Remarquons pour finir que si nous avons pu opposer ici ces deux angles d’approche, l’un tourné vers l’explication et l’autre vers la prédiction des pratiques linguistiques, la présentation de nos résultats ne pourra suivre cette opposition, étant donné les différences de volume de nos analyses. En particulier, si le recueil et l’analyse de la diversité « sociale » des étudiants ont été assez rapides, la diversité des représentations des étudiants a été beaucoup plus longue à recueillir et à analyser. C’est pourquoi nous commencerons par présenter nos deux diagnostics de l’hétérogénéité des pratiques linguistiques, ainsi que l’explication que nous pouvons en faire à partir des données sociologiques, et la prédiction qu’elles permettent d’établir pour la réussite en fin d’année (Partie 2). Dans un deuxième temps (Partie 3), nous présenterons une analyse de la diversité des représentations des étudiants, de leur évolution, et nous terminerons par une mise en relation de ces données avec l’hétérogénéité des pratiques linguistiques.

Conclusion de la première partie

Cette première partie nous a permis de faire le point sur un certain nombre de questions soulevées par notre terrain de recherche, de poser notre problématique et de définir notre programme de recherche. Dans le premier chapitre, nous avons ainsi recensé les analyses et les recherches menées sur l’université et sur la variation linguistique en situation d’évaluation. Cela nous a permis de mieux connaître notre terrain, de définir notre cadre de recherche et de défendre nos appartenances théoriques et méthodologiques.

Dans le second chapitre, nous avons choisi d’explorer une des pistes théoriques soulevées et d’approfondir ce qui constituera l’une des particularités de notre enquête : le choix d’une analyse de l’altérité chez les étudiants.
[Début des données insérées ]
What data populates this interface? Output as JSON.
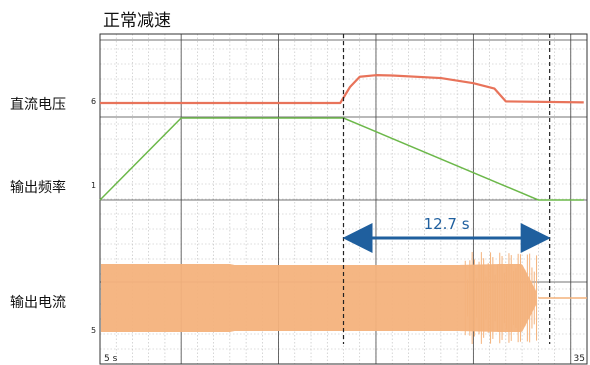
{
  "title": "正常减速",
  "chart_data": {
    "type": "line",
    "title": "正常减速",
    "x_range": [
      5,
      35
    ],
    "x_tick_labels": [
      "5 s",
      "35"
    ],
    "grid": true,
    "series": [
      {
        "name": "直流电压",
        "marker": "6",
        "color": "#e8735a",
        "points": [
          [
            5,
            0
          ],
          [
            19.8,
            0
          ],
          [
            20.4,
            0.5
          ],
          [
            21,
            0.82
          ],
          [
            22,
            0.87
          ],
          [
            23,
            0.86
          ],
          [
            26,
            0.78
          ],
          [
            28,
            0.62
          ],
          [
            29.3,
            0.45
          ],
          [
            30,
            0.05
          ],
          [
            34.8,
            0.02
          ]
        ]
      },
      {
        "name": "输出频率",
        "marker": "1",
        "color": "#6cb84a",
        "points": [
          [
            5,
            0
          ],
          [
            10,
            1
          ],
          [
            13.5,
            1
          ],
          [
            20,
            1
          ],
          [
            32,
            0
          ],
          [
            34.8,
            0
          ]
        ]
      },
      {
        "name": "输出电流",
        "marker": "5",
        "color": "#f4b27c",
        "envelope": [
          [
            5,
            1.0
          ],
          [
            13,
            1.0
          ],
          [
            13.3,
            0.97
          ],
          [
            27,
            0.97
          ],
          [
            29.7,
            1.0
          ],
          [
            31,
            1.0
          ],
          [
            32,
            0.08
          ],
          [
            34.8,
            0.08
          ]
        ]
      }
    ],
    "annotation": {
      "label": "12.7 s",
      "from": 20,
      "to": 32.7
    }
  },
  "labels": {
    "dc_voltage": "直流电压",
    "output_freq": "输出频率",
    "output_current": "输出电流"
  }
}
Cela nous a amenée à construire un modèle abstrait de description des formes d’altérité chez les étudiants.

Dans le troisième chapitre enfin, nous avons tenté d’appliquer les réflexions théoriques menées sur l’altérité à l’analyse de la variation linguistique, et plus particulièrement de la variation linguistique en situation d’évaluation universitaire. A l’issue de ce travail, nous avons ainsi posé les principaux axes de notre analyse des copies des étudiants. Très logiquement, ce cadre d’analyse nous a enfin amenée à présenter les enquêtes et les analyses que nous proposons de mener dans les parties 2 et 3.